The source files should exist in their own git repository, if you change to the directory containing your source files and run ls -a you should see a directory named .git. If not, run git init to initialize a git repository in the current directory. You should only run git init once for each new project.

Push your git repository to the remote at git@ece2524.ece.vt.edu:USER/pyfreq.git where USER is your git user name.

If you have initialized a new repo but have not added a remote yet:

$ git remote add origin git@ece2524.ece.vt.edu:USER/pyfreq.git

where is your git user name.

If you have already added a remote named origin, but the URL is incorrect, replace add with set-url in the above command. You can always check that remotes you have added by running git remote -v.

Remember, if this is the first time pushing to a new remote you need to specify a destination branch (usually `master`). Using the `-u` option will save this default destination for future pushes.

$ git push -u origin master

Testing

Feature repo path: features/pyfreq

The following features will be tested using cucumber:

@part1 
Feature: Word Frequency Utility
  
  Background:
    Given I am working from a clean git clone to "pyfreq"
    And I cd to "pyfreq"
    And a file named "fox.txt" with:
    """
    the quick brown fox jumped over the lazy cow.
    but the cow jumped over the moon!
    what does the fox say?
    
    """
    And a file named "numbers" with:
    """
    four two four one
    two four three three
    three four
    
    """
    Then a file named "pyfreq.py" should exist
    And a file named "wordlist.py" should exist 

  Scenario: 
    When I run the shell command "./pyfreq.py < fox.txt"
    Then its stdout should contain exactly 13 lines
    And its stdout should contain a line matching /5\s*the/
    And its stdout should contain a line matching /2\s*cow/
    And its stdout should contain a line matching /1\s*say/

  Scenario: Strip Punctuation
    When I run the shell command "./pyfreq.py < numbers"
    Then its stdout should contain exactly 4 lines
    And its stdout should contain a line matching /4\s+four$/
    And its stdout should contain a line matching /3\s+three$/
    And its stdout should contain a line matching /2\s+two$/
    And its stdout should contain a line matching /1\s+one$/

@part1
Feature: Modular Design

  Background:
    Given I am working from a clean git clone to "pyfreq"
    And I cd to "pyfreq"
    And a file named "some_words" with:
    """
    this is a
    list of words
    
    """
    And a file named "words_with_punctuation" with:
    """
    this, is. a; list? of: words!

    """

    Scenario:
      Then a file named "pyfreq.py" should exist
      And the file "pyfreq.py" should contain a line matching /(import|from) wordlist/

    Scenario: Split words
      Then a file named "wordlist.py" should exist
      When I run the shell command "python3 wordlist.py < some_words"
      Then its stdout should contain "['this', 'is', 'a', 'list', 'of', 'words']"

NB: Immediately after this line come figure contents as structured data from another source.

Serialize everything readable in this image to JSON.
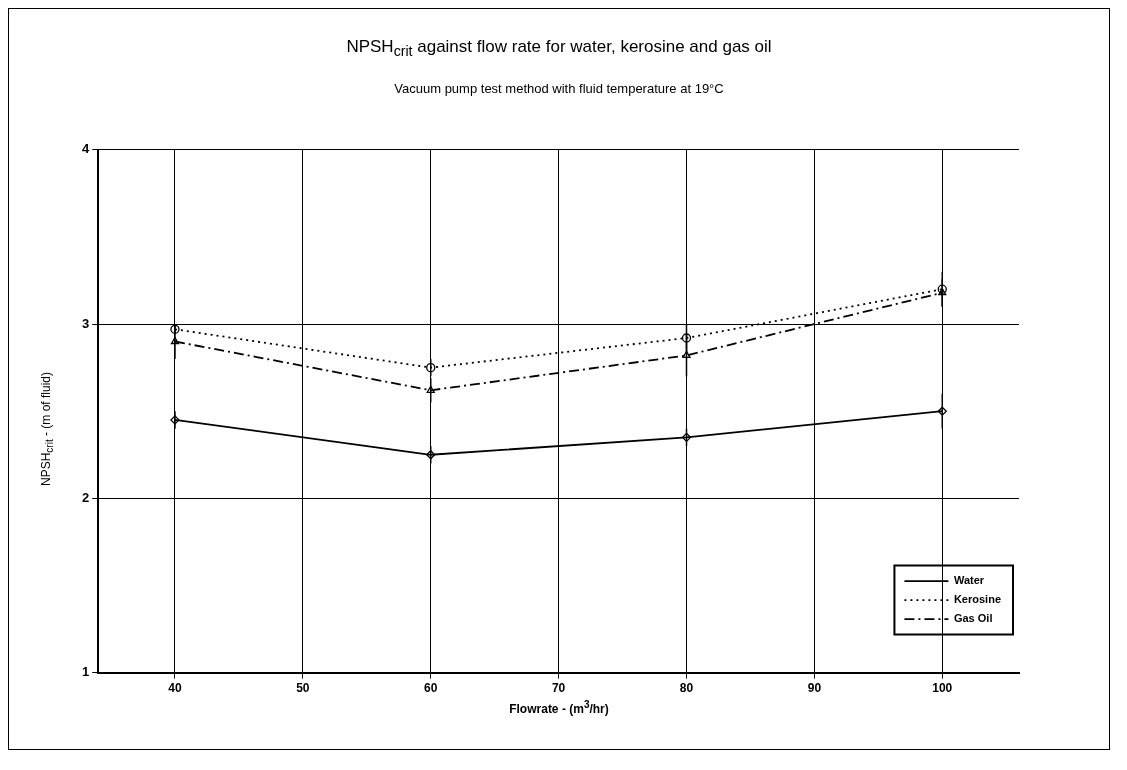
{
  "chart_data": {
    "type": "line",
    "title": "NPSH$_{crit}$ against flow rate for water, kerosine and gas oil",
    "subtitle": "Vacuum pump test method with fluid temperature at 19°C",
    "xlabel": "Flowrate - (m$^{3}$/hr)",
    "ylabel": "NPSH$_{crit}$ - (m of fluid)",
    "x": [
      40,
      60,
      80,
      100
    ],
    "xlim": [
      34,
      106
    ],
    "xticks": [
      40,
      50,
      60,
      70,
      80,
      90,
      100
    ],
    "ylim": [
      1,
      4
    ],
    "yticks": [
      1,
      2,
      3,
      4
    ],
    "grid": true,
    "legend": "bottom right",
    "series": [
      {
        "name": "Water",
        "color": "#000000",
        "values": [
          2.45,
          2.25,
          2.35,
          2.5
        ],
        "errors": [
          0.05,
          0.05,
          0.05,
          0.1
        ],
        "marker": "diamond",
        "line_style": "solid"
      },
      {
        "name": "Kerosine",
        "color": "#000000",
        "values": [
          2.97,
          2.75,
          2.92,
          3.2
        ],
        "errors": [
          0.03,
          0.05,
          0.08,
          0.1
        ],
        "marker": "circle",
        "line_style": "dotted"
      },
      {
        "name": "Gas Oil",
        "color": "#000000",
        "values": [
          2.9,
          2.62,
          2.82,
          3.18
        ],
        "errors": [
          0.1,
          0.07,
          0.12,
          0.08
        ],
        "marker": "triangle",
        "line_style": "dashed"
      }
    ]
  }
}
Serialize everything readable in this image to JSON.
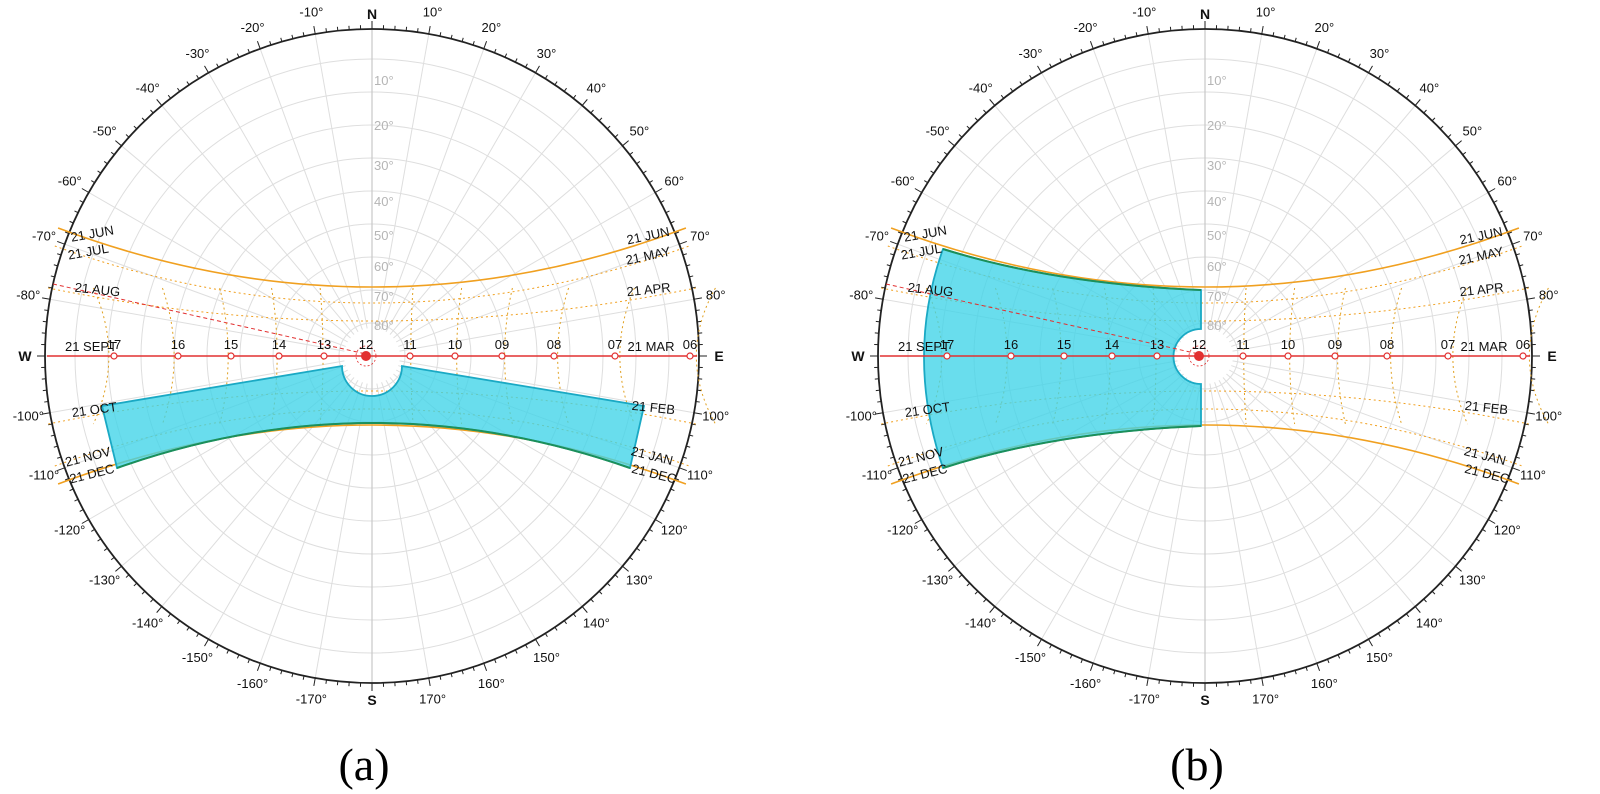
{
  "colors": {
    "shade": "#3fd3e8",
    "shade_edge": "#1aa9c4",
    "shade_dark_edge": "#1c8f5a",
    "date_line": "#f0a020",
    "analemma": "#e0a020",
    "equinox": "#e23030",
    "grid": "#dedede",
    "text": "#111111",
    "altitude_text": "#b0b0b0"
  },
  "cardinals": {
    "north": "N",
    "south": "S",
    "east": "E",
    "west": "W"
  },
  "altitude_labels": [
    "10°",
    "20°",
    "30°",
    "40°",
    "50°",
    "60°",
    "70°",
    "80°"
  ],
  "azimuth_labels": {
    "left": [
      "-10°",
      "-20°",
      "-30°",
      "-40°",
      "-50°",
      "-60°",
      "-70°",
      "-80°",
      "-100°",
      "-110°",
      "-120°",
      "-130°",
      "-140°",
      "-150°",
      "-160°",
      "-170°"
    ],
    "right": [
      "10°",
      "20°",
      "30°",
      "40°",
      "50°",
      "60°",
      "70°",
      "80°",
      "100°",
      "110°",
      "120°",
      "130°",
      "140°",
      "150°",
      "160°",
      "170°"
    ]
  },
  "hours": [
    "17",
    "16",
    "15",
    "14",
    "13",
    "12",
    "11",
    "10",
    "09",
    "08",
    "07",
    "06"
  ],
  "month_labels_left": [
    "21 JUN",
    "21 JUL",
    "21 AUG",
    "21 SEPT",
    "21 OCT",
    "21 NOV",
    "21 DEC"
  ],
  "month_labels_right": [
    "21 JUN",
    "21 MAY",
    "21 APR",
    "21 MAR",
    "21 FEB",
    "21 JAN",
    "21 DEC"
  ],
  "panels": [
    {
      "caption": "(a)",
      "shaded_region": "south band below 21 SEPT / 21 MAR line, hours 07–17"
    },
    {
      "caption": "(b)",
      "shaded_region": "west half, 21 JUN to 21 DEC, hours 12–17"
    }
  ]
}
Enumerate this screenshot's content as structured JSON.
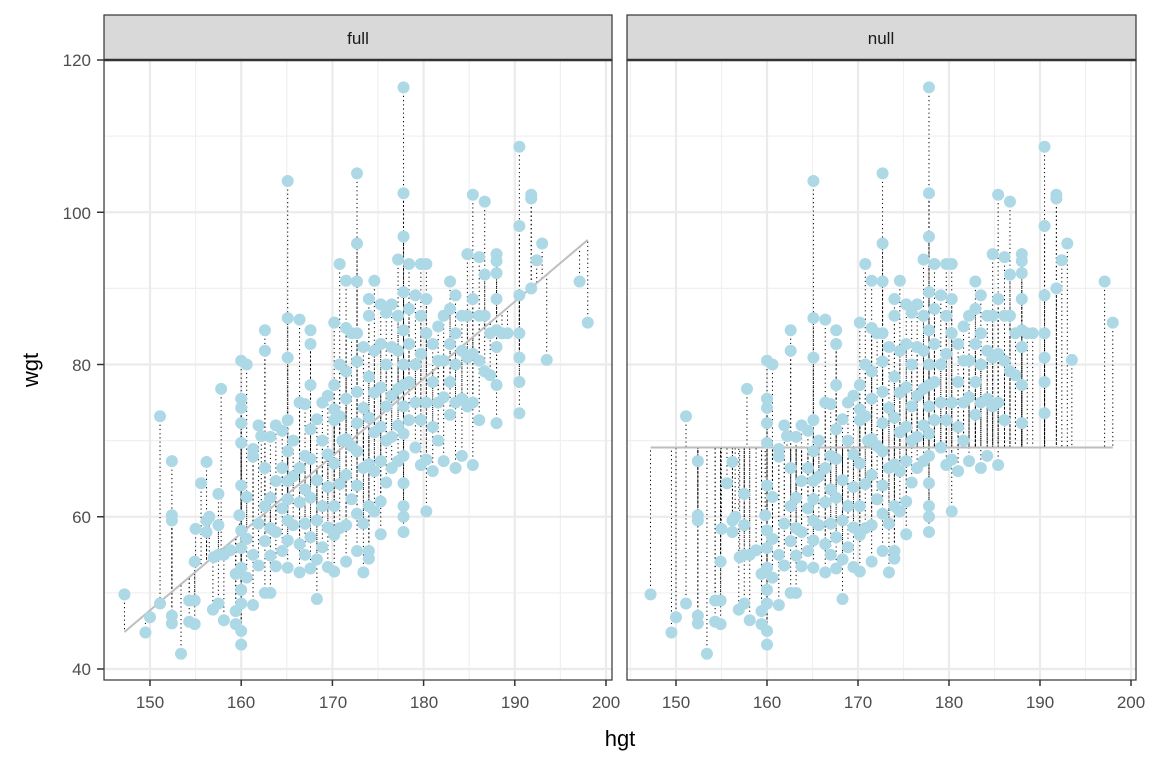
{
  "chart_data": {
    "type": "scatter",
    "title": "",
    "xlabel": "hgt",
    "ylabel": "wgt",
    "xlim": [
      145,
      200.5
    ],
    "ylim": [
      38.5,
      120
    ],
    "x_ticks": [
      150,
      160,
      170,
      180,
      190,
      200
    ],
    "y_ticks": [
      40,
      60,
      80,
      100,
      120
    ],
    "grid": true,
    "legend": null,
    "point_color": "#add8e6",
    "segment_style": "dotted black residual from point to fitted line",
    "facets": [
      {
        "label": "full",
        "fit": {
          "type": "linear",
          "slope": 1.014,
          "intercept": -104.4,
          "x_range": [
            147.2,
            198.0
          ],
          "color": "#bebebe"
        }
      },
      {
        "label": "null",
        "fit": {
          "type": "constant",
          "value": 69.1,
          "x_range": [
            147.2,
            198.0
          ],
          "color": "#bebebe"
        }
      }
    ],
    "points": [
      [
        147.2,
        49.8
      ],
      [
        149.5,
        44.8
      ],
      [
        150.0,
        46.8
      ],
      [
        151.1,
        48.6
      ],
      [
        151.1,
        73.2
      ],
      [
        152.4,
        46.0
      ],
      [
        152.4,
        59.5
      ],
      [
        152.4,
        60.2
      ],
      [
        152.4,
        67.3
      ],
      [
        152.4,
        47.0
      ],
      [
        153.4,
        42.0
      ],
      [
        154.3,
        49.0
      ],
      [
        154.3,
        46.2
      ],
      [
        154.9,
        45.9
      ],
      [
        154.9,
        49.0
      ],
      [
        154.9,
        54.1
      ],
      [
        155.0,
        58.4
      ],
      [
        155.6,
        64.4
      ],
      [
        156.2,
        58.0
      ],
      [
        156.2,
        59.5
      ],
      [
        156.2,
        67.2
      ],
      [
        156.5,
        60.0
      ],
      [
        156.9,
        47.8
      ],
      [
        157.0,
        54.7
      ],
      [
        157.5,
        63.0
      ],
      [
        157.5,
        55.0
      ],
      [
        157.5,
        48.6
      ],
      [
        157.5,
        58.9
      ],
      [
        157.8,
        76.8
      ],
      [
        158.1,
        55.0
      ],
      [
        158.1,
        46.4
      ],
      [
        158.8,
        55.6
      ],
      [
        159.4,
        52.5
      ],
      [
        159.4,
        47.6
      ],
      [
        159.4,
        45.9
      ],
      [
        159.8,
        60.2
      ],
      [
        160.0,
        80.5
      ],
      [
        160.0,
        75.5
      ],
      [
        160.0,
        74.3
      ],
      [
        160.0,
        72.3
      ],
      [
        160.0,
        69.7
      ],
      [
        160.0,
        64.1
      ],
      [
        160.0,
        58.2
      ],
      [
        160.0,
        55.9
      ],
      [
        160.0,
        53.3
      ],
      [
        160.0,
        50.4
      ],
      [
        160.0,
        48.6
      ],
      [
        160.0,
        45.0
      ],
      [
        160.0,
        43.2
      ],
      [
        160.6,
        80.0
      ],
      [
        160.6,
        62.6
      ],
      [
        160.6,
        57.1
      ],
      [
        160.6,
        52.0
      ],
      [
        161.3,
        68.9
      ],
      [
        161.3,
        67.9
      ],
      [
        161.3,
        55.0
      ],
      [
        161.3,
        48.4
      ],
      [
        161.9,
        72.0
      ],
      [
        161.9,
        59.1
      ],
      [
        161.9,
        53.6
      ],
      [
        162.2,
        70.6
      ],
      [
        162.6,
        84.5
      ],
      [
        162.6,
        81.8
      ],
      [
        162.6,
        66.4
      ],
      [
        162.6,
        61.4
      ],
      [
        162.6,
        56.8
      ],
      [
        162.6,
        50.0
      ],
      [
        163.2,
        70.5
      ],
      [
        163.2,
        62.5
      ],
      [
        163.2,
        58.5
      ],
      [
        163.2,
        54.9
      ],
      [
        163.2,
        50.0
      ],
      [
        163.8,
        72.0
      ],
      [
        163.8,
        64.7
      ],
      [
        163.8,
        58.0
      ],
      [
        163.8,
        53.5
      ],
      [
        164.5,
        71.3
      ],
      [
        164.5,
        66.4
      ],
      [
        164.5,
        61.1
      ],
      [
        164.5,
        55.5
      ],
      [
        165.1,
        104.1
      ],
      [
        165.1,
        86.1
      ],
      [
        165.1,
        80.9
      ],
      [
        165.1,
        72.7
      ],
      [
        165.1,
        68.6
      ],
      [
        165.1,
        64.7
      ],
      [
        165.1,
        62.3
      ],
      [
        165.1,
        59.5
      ],
      [
        165.1,
        56.9
      ],
      [
        165.1,
        53.3
      ],
      [
        165.7,
        70.0
      ],
      [
        165.7,
        65.3
      ],
      [
        165.7,
        58.9
      ],
      [
        166.4,
        85.9
      ],
      [
        166.4,
        75.0
      ],
      [
        166.4,
        66.4
      ],
      [
        166.4,
        61.9
      ],
      [
        166.4,
        56.4
      ],
      [
        166.4,
        52.7
      ],
      [
        167.0,
        74.8
      ],
      [
        167.0,
        68.0
      ],
      [
        167.0,
        63.6
      ],
      [
        167.0,
        59.1
      ],
      [
        167.0,
        55.0
      ],
      [
        167.6,
        84.5
      ],
      [
        167.6,
        82.7
      ],
      [
        167.6,
        77.3
      ],
      [
        167.6,
        71.5
      ],
      [
        167.6,
        67.6
      ],
      [
        167.6,
        62.5
      ],
      [
        167.6,
        57.3
      ],
      [
        167.6,
        53.2
      ],
      [
        168.3,
        72.8
      ],
      [
        168.3,
        64.8
      ],
      [
        168.3,
        59.5
      ],
      [
        168.3,
        54.4
      ],
      [
        168.3,
        49.2
      ],
      [
        168.9,
        75.0
      ],
      [
        168.9,
        70.0
      ],
      [
        168.9,
        61.4
      ],
      [
        168.9,
        56.0
      ],
      [
        169.5,
        75.9
      ],
      [
        169.5,
        68.2
      ],
      [
        169.5,
        63.9
      ],
      [
        169.5,
        58.6
      ],
      [
        169.5,
        53.4
      ],
      [
        170.2,
        85.5
      ],
      [
        170.2,
        77.3
      ],
      [
        170.2,
        74.1
      ],
      [
        170.2,
        72.7
      ],
      [
        170.2,
        67.0
      ],
      [
        170.2,
        61.4
      ],
      [
        170.2,
        57.6
      ],
      [
        170.2,
        52.8
      ],
      [
        170.8,
        93.2
      ],
      [
        170.8,
        80.0
      ],
      [
        170.8,
        73.2
      ],
      [
        170.8,
        64.3
      ],
      [
        170.8,
        58.5
      ],
      [
        171.1,
        70.0
      ],
      [
        171.5,
        91.0
      ],
      [
        171.5,
        84.8
      ],
      [
        171.5,
        79.1
      ],
      [
        171.5,
        75.5
      ],
      [
        171.5,
        70.2
      ],
      [
        171.5,
        65.5
      ],
      [
        171.5,
        58.9
      ],
      [
        171.5,
        54.1
      ],
      [
        172.1,
        84.1
      ],
      [
        172.1,
        69.3
      ],
      [
        172.1,
        62.3
      ],
      [
        172.7,
        105.1
      ],
      [
        172.7,
        95.9
      ],
      [
        172.7,
        90.9
      ],
      [
        172.7,
        84.1
      ],
      [
        172.7,
        80.4
      ],
      [
        172.7,
        76.4
      ],
      [
        172.7,
        72.3
      ],
      [
        172.7,
        68.6
      ],
      [
        172.7,
        64.1
      ],
      [
        172.7,
        60.4
      ],
      [
        172.7,
        55.5
      ],
      [
        173.4,
        82.3
      ],
      [
        173.4,
        74.3
      ],
      [
        173.4,
        66.4
      ],
      [
        173.4,
        59.1
      ],
      [
        173.4,
        52.7
      ],
      [
        174.0,
        88.6
      ],
      [
        174.0,
        86.4
      ],
      [
        174.0,
        78.4
      ],
      [
        174.0,
        73.0
      ],
      [
        174.0,
        66.9
      ],
      [
        174.0,
        61.4
      ],
      [
        174.0,
        55.5
      ],
      [
        174.0,
        54.5
      ],
      [
        174.6,
        91.0
      ],
      [
        174.6,
        81.8
      ],
      [
        174.6,
        76.3
      ],
      [
        174.6,
        71.1
      ],
      [
        174.6,
        66.0
      ],
      [
        174.6,
        60.7
      ],
      [
        175.3,
        87.9
      ],
      [
        175.3,
        82.7
      ],
      [
        175.3,
        77.0
      ],
      [
        175.3,
        71.8
      ],
      [
        175.3,
        67.3
      ],
      [
        175.3,
        62.0
      ],
      [
        175.3,
        57.7
      ],
      [
        175.9,
        86.8
      ],
      [
        175.9,
        80.0
      ],
      [
        175.9,
        74.5
      ],
      [
        175.9,
        70.0
      ],
      [
        175.9,
        64.5
      ],
      [
        176.5,
        87.9
      ],
      [
        176.5,
        82.3
      ],
      [
        176.5,
        75.9
      ],
      [
        176.5,
        70.5
      ],
      [
        176.5,
        66.4
      ],
      [
        177.2,
        93.8
      ],
      [
        177.2,
        86.4
      ],
      [
        177.2,
        81.8
      ],
      [
        177.2,
        76.8
      ],
      [
        177.2,
        72.0
      ],
      [
        177.2,
        67.3
      ],
      [
        177.8,
        116.4
      ],
      [
        177.8,
        102.5
      ],
      [
        177.8,
        96.8
      ],
      [
        177.8,
        89.5
      ],
      [
        177.8,
        84.5
      ],
      [
        177.8,
        80.0
      ],
      [
        177.8,
        77.3
      ],
      [
        177.8,
        74.5
      ],
      [
        177.8,
        70.9
      ],
      [
        177.8,
        68.0
      ],
      [
        177.8,
        64.4
      ],
      [
        177.8,
        61.4
      ],
      [
        177.8,
        60.0
      ],
      [
        177.8,
        58.0
      ],
      [
        178.4,
        93.2
      ],
      [
        178.4,
        87.3
      ],
      [
        178.4,
        82.7
      ],
      [
        178.4,
        77.7
      ],
      [
        178.4,
        72.7
      ],
      [
        179.1,
        89.1
      ],
      [
        179.1,
        80.0
      ],
      [
        179.1,
        75.0
      ],
      [
        179.1,
        69.1
      ],
      [
        179.7,
        93.2
      ],
      [
        179.7,
        86.4
      ],
      [
        179.7,
        81.4
      ],
      [
        179.7,
        72.7
      ],
      [
        179.7,
        66.8
      ],
      [
        180.3,
        93.2
      ],
      [
        180.3,
        88.6
      ],
      [
        180.3,
        84.1
      ],
      [
        180.3,
        75.0
      ],
      [
        180.3,
        67.5
      ],
      [
        180.3,
        60.7
      ],
      [
        181.0,
        82.7
      ],
      [
        181.0,
        77.7
      ],
      [
        181.0,
        71.8
      ],
      [
        181.0,
        66.0
      ],
      [
        181.6,
        85.0
      ],
      [
        181.6,
        80.5
      ],
      [
        181.6,
        75.0
      ],
      [
        181.6,
        70.0
      ],
      [
        182.2,
        86.4
      ],
      [
        182.2,
        80.5
      ],
      [
        182.2,
        75.7
      ],
      [
        182.2,
        67.3
      ],
      [
        182.9,
        90.9
      ],
      [
        182.9,
        87.3
      ],
      [
        182.9,
        82.7
      ],
      [
        182.9,
        77.7
      ],
      [
        182.9,
        73.4
      ],
      [
        183.5,
        89.1
      ],
      [
        183.5,
        84.1
      ],
      [
        183.5,
        80.0
      ],
      [
        183.5,
        75.0
      ],
      [
        183.5,
        66.4
      ],
      [
        184.2,
        86.4
      ],
      [
        184.2,
        81.8
      ],
      [
        184.2,
        75.5
      ],
      [
        184.2,
        68.0
      ],
      [
        184.8,
        94.5
      ],
      [
        184.8,
        86.4
      ],
      [
        184.8,
        80.9
      ],
      [
        184.8,
        74.5
      ],
      [
        185.4,
        102.3
      ],
      [
        185.4,
        88.6
      ],
      [
        185.4,
        81.4
      ],
      [
        185.4,
        75.0
      ],
      [
        185.4,
        66.8
      ],
      [
        186.1,
        94.1
      ],
      [
        186.1,
        86.4
      ],
      [
        186.1,
        80.5
      ],
      [
        186.1,
        72.7
      ],
      [
        186.7,
        101.4
      ],
      [
        186.7,
        91.8
      ],
      [
        186.7,
        86.4
      ],
      [
        186.7,
        79.1
      ],
      [
        187.3,
        84.1
      ],
      [
        187.3,
        78.6
      ],
      [
        188.0,
        94.5
      ],
      [
        188.0,
        93.6
      ],
      [
        188.0,
        92.0
      ],
      [
        188.0,
        88.6
      ],
      [
        188.0,
        84.5
      ],
      [
        188.0,
        82.3
      ],
      [
        188.0,
        77.3
      ],
      [
        188.0,
        72.3
      ],
      [
        188.6,
        84.1
      ],
      [
        189.2,
        84.1
      ],
      [
        190.5,
        108.6
      ],
      [
        190.5,
        98.2
      ],
      [
        190.5,
        89.1
      ],
      [
        190.5,
        84.1
      ],
      [
        190.5,
        80.9
      ],
      [
        190.5,
        77.7
      ],
      [
        190.5,
        73.6
      ],
      [
        191.8,
        102.3
      ],
      [
        191.8,
        101.8
      ],
      [
        191.8,
        90.0
      ],
      [
        192.4,
        93.7
      ],
      [
        193.0,
        95.9
      ],
      [
        193.5,
        80.6
      ],
      [
        197.1,
        90.9
      ],
      [
        198.0,
        85.5
      ]
    ]
  },
  "plot": {
    "x_axis_title": "hgt",
    "y_axis_title": "wgt",
    "panels": [
      {
        "strip_label": "full"
      },
      {
        "strip_label": "null"
      }
    ],
    "x_tick_labels": [
      "150",
      "160",
      "170",
      "180",
      "190",
      "200"
    ],
    "y_tick_labels": [
      "40",
      "60",
      "80",
      "100",
      "120"
    ]
  }
}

    Scenario: Strip punctuation
      Then a file named "wordlist.py" should exist
      When I run the shell command "python3 wordlist.py < words_with_punctuation"
      Then its stdout should contain "['this', 'is', 'a', 'list', 'of', 'words']"

@part1
Feature: executable command 

  Background:
    Given I am working from a clean git clone to "pyfreq"
    And I cd to "pyfreq"

  Scenario: does it execute?
    Then the file "pyfreq.py" should have a valid shebang
    And the file "pyfreq.py" should be executable

You can run the tests manually with

$ cucumber /usr/share/features/pyfreq

when logged in to your shell account. This command assumes your current working directory is your project directory.